Friday, June 08, 2007

Ivan Maisel's Best Game Ever Attended is the Same as Mine

Colorado 27 Michigan 26. A few recollections from the game:

The context is important if you are to understand just how deflating the conclusion of the game was. Michigan had beaten Boston College in the opener with an epic display of 34 unanswered points after they spotted the Eagles a 12-0 lead. Then, Michigan went on the road and did this to bete noire Notre Dame:

(It gets really good at the 4:45 mark.)

Losing on a Hail Mary is one thing; losing on a Hail Mary as the #4 team in the country the week after an epic win over a hated rival is something else. (Incidentally, does anyone remember what it used to be like when major college football teams would play out-of-conference schedules like BC-Notre Dame-Colorado? I digress.)

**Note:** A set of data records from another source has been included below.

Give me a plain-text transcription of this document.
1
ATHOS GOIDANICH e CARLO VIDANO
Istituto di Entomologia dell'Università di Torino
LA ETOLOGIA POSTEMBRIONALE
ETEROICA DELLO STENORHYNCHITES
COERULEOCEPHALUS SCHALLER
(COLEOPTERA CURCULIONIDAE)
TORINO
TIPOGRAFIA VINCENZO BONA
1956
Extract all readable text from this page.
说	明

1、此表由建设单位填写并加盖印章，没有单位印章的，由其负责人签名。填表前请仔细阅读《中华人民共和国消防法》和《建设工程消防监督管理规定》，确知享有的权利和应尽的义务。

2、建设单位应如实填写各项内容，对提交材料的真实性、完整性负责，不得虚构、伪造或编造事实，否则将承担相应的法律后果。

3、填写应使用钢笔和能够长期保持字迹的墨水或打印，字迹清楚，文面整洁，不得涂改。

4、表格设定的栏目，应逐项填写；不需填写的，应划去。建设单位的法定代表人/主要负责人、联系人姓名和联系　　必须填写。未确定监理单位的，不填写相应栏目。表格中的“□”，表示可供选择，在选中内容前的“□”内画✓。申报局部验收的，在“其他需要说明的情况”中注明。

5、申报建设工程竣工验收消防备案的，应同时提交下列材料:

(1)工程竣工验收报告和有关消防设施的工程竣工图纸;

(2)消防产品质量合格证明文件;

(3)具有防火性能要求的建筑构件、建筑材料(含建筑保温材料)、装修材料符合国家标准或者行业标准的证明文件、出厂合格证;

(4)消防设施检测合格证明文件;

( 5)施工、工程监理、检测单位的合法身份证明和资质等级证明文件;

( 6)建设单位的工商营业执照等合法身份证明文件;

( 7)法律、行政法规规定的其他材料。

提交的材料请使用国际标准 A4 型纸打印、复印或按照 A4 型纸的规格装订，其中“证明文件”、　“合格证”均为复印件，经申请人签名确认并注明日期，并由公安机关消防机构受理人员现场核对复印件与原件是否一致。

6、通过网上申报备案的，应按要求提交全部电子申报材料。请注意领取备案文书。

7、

Colorado dominated the early stages of the game, confirming every fear of Michigan's fans about containing the option (Kevin McDougal had ripped Michigan to pieces during the previous season) and about the amount of talent on the Colorado offense. The Buffs had beaten defending Big Ten champion Wisconsin 55-17 in the previous game, so the fears were somewhat valid. Michigan had a brief hot spell in the first quarter when Colorado hit the crossbar on a long field goal and then Tyone Wheatley made his first appearance of the season after missing the first two games and change with a separated shoulder, but it took a late Michigan touchdown just to get back to 14-9 at the half.

The third quarter was possibly the most frenzied, exciting quarter I saw at Michigan Stadium in four years of college, which probably isn't saying much with the Big House's reputation as a somewhat sedate place to watch a game. Michigan went from 14-9 down to 26-14 up in an avalanche of defensive stops and big plays on offense, including a double reverse and a long touchdown pass to Amani Toomer(?). Michigan was driving again in the fourth quarter with a 12-point lead when Che Foster decided to become a historical footnote by fumbling deep in Colorado territory when it appeared as if Michigan had broken Colorado's will. Colorado then dominated the fourth quarter in the same way that they had dominated the first and some of the second. They drove to the one before Kordell Stewart fumbled trying to score a touchdown, then they drove for a touchdown to close to within 26-21. Michigan recovered the onside kick, at which point someone near me started singing "Goodbye." I scolded this individual, then proclaimed that it was OK to sing once Michigan got its punt off and left the Buffs on their own 15 with 14 seconds to go. (Incidentally, another footnote from that final sequence: Michigan had a makeable third and three, but a false start penalty destroyed the opportunity.)

As for the play itself, I don't have much to add to the thousands of words that have been used to describe it, except to say that the sight of Kordell Stewart throwing the ball roughly 80 yards in the air is still one of the most majestic sights I've ever seen in a sporting event, ranking right up there with Barry Bonds homering off of John Smoltz in Game Two of the 2002 NLDS. It's hard to describe how eerie the post-game reaction was. Ivan Maisel touches on this in his article, but the sudden hush of 106,000 people is difficult to properly convey. People just stood dumbfounded for minutes on end, struggling to comprehend what they had just seen. There were barely any comments from anyone on the walk back to campus. The experience was that flooring.

In retrospect, the game might not have been as significant as it appeared that day. Michigan had a badly flawed defense, regardless of the outcome of the Colorado game and they were not going to win a national title, although it's not inconceivable that Michigan could have beaten Penn State and won the Big Ten that year without the hangover from the Colorado game. That Colorado team was better than Michigan because they could stop the run and they deserved to finish #3. If they got Nebraska at home, #1 would not have been unlikely. My anger about the game has subsided, although I won't lie that I enjoyed the downfall of a number of Colorado's participants in the game:

Rick Neuheisel - Vilified by Colorado and Washington fans for running both programs into the ground. Fired for lying about participation in a final four pool.

Kordell Stewart - reduced to tears by Bill Cowher. Epic meltdown in 2002 AFC Championship Game.

Michael Westbrook - Coldcocked Stephen Davis for no apparent reason.

Rashan Salaam - Epic NFL bust.

Rae Carruth -

1 comment:

Chg said...

The most impressive thing was the "Michigan is the only program with a winning record against Notre Dame." I didn't believe it, so
I looked it up.

They left out a couple of qualifiers, but the only programs currently playing D-I that have a winning record against the Irish with at least three games played are:

Florida State (4-2)
Ohio State (3-2)
Michigan (19-14-1)
Nebraska (8-7-1)

You could argue that Michigan is still the only program with a statistically significant winning record against the Irish. I hate Notre Dame as much as the next SEC fan, but that's pretty impressive.